A ação tem o objetivo de recuperar e adequar ao novo Código Florestal as áreas dos acampamentos Terra livre e Mãe dos Pobres

No início deste mês, duas mil mudas de árvores nativas foram entregues às famílias dos acampamentos do Movimento dos Trabalhadores Rurais Sem Terra (MST), Terra Livre e Mãe dos Pobres, situados em Clevelândia.

A ação tem o objetivo de recuperar áreas de preservação permanente (APPs) nas terras ocupadas, através do reflorestamento da mata ciliar em torno de cursos de água e nascentes.

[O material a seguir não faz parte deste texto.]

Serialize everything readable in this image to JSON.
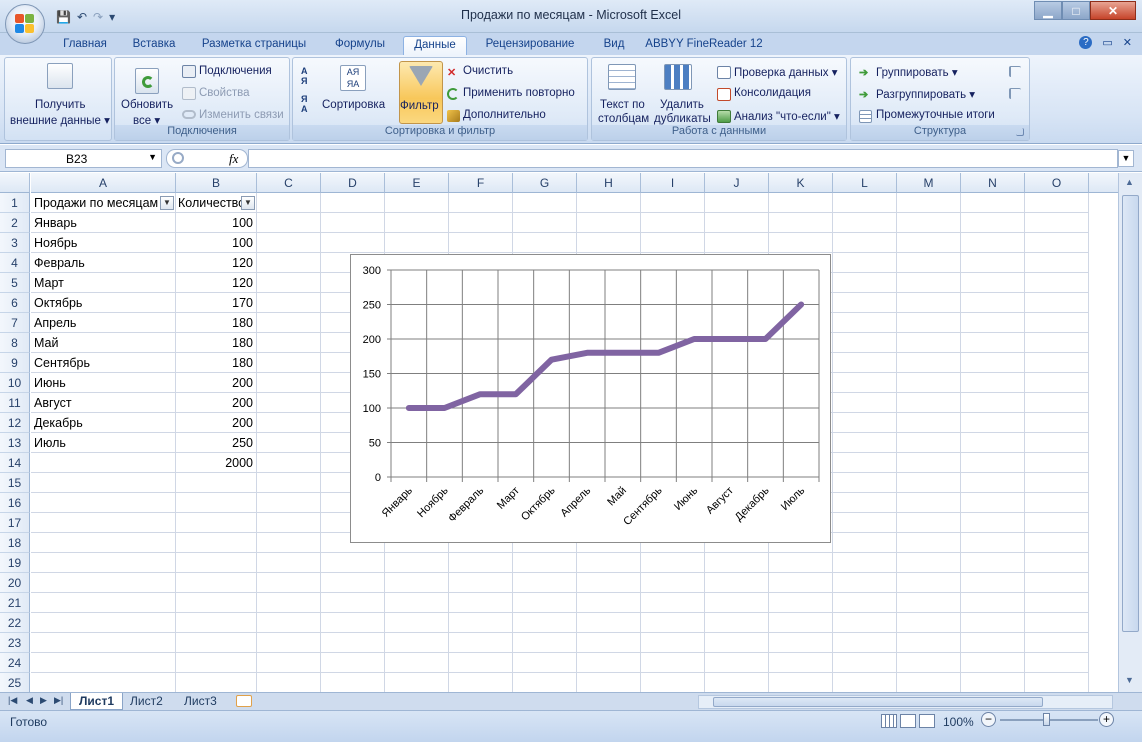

De acordo com a dirigente do Acampamento Terra Livre, Lourdes Spagnol Belusso, a finalidade é adequar, ambientalmente, as comunidades. Segundo ela, o problema maior no local são as diversas nascentes sem árvores ao redor. “Conseguimos recuperar uma parte, porém ainda precisamos de mais mudas”, explicou a dirigente contando que mais árvores foram solicitadas a Secretaria Municipal de Meio Ambiente e Recursos Hídricos (Sema) de Clevelândia.

Conforme Lourdes, quando houve a ocupação do local, em setembro de 2015, os 47,5 alqueires de terra se encontravam em uma situação bastante degradada e com o tempo foram sendo recuperados. “Apesar de estarmos ainda em processo de luta para a regularização fundiária, entendemos que é muito importante proteger nossas águas e nosso solo, não só para atender os critérios legais, mas também para garantir nosso futuro e das pessoas que virão depois de nós.”

Das duas mil mudas disponibilizadas aos acampamentos, 1.500 foram plantadas na área do acampamento Terra Livre e 500 no Mãe dos Pobres. De acordo com a coordenadora estadual do MST, Bruna Zimpel, o Mãe dos Pobres, ocupado a mais de 15 anos, possui uma grande extensão de área recuperada, onde, dos 200 alqueires de terra, 50 são reserva ambiental.

Tipos de árvores

O engenheiro florestal da Sema, Welton José Valério, contou que todas as mudas plantadas nos acampamentos são das classes pioneiras, secundárias e clímax. Segundo ele, a intenção é substituir as espécies exóticas por nativas. “Diversificamos porque umas árvores se desenvolvem de forma mais rápida do que outras. Assim, as maiores acabam fazendo sombra para as que não toleram muito sol”, explicou.

Valério disse ainda que as áreas degradadas, atualmente usadas para agricultura e pecuária, serão reconstituídas para enquadrar o novo Código Florestal.

Entre as mudas, encontram-se Angico-vermelho, Araucária, Aroeira- pimenteira, Açoita-cavalo, Branquilho, Canafístula, Cedro-rosa, Cerejeira do mato, Maricá, Pitanga e Vacum.

Todas as plantas foram disponibilizas pelo Instituto Água e Terra (IAT) ao Município de Clevelândia, que cedeu para o reflorestamento.

Plano nacional

O plantio de mudas nos acampamentos em Clevelândia faz parte do plano nacional do MST — “Plantar Árvores, Produzir Alimentos Saudáveis”. A campanha tem o objetivo de plantar, nos próximos dez anos, 100 milhões de árvores em todos os estados brasileiros.

Conforme a coordenadora estadual do MST, Bruna Zimpel, desde o início da campanha, cerca de quatro mil mudas de árvores nativas foram plantadas em acampamentos do Sudoeste.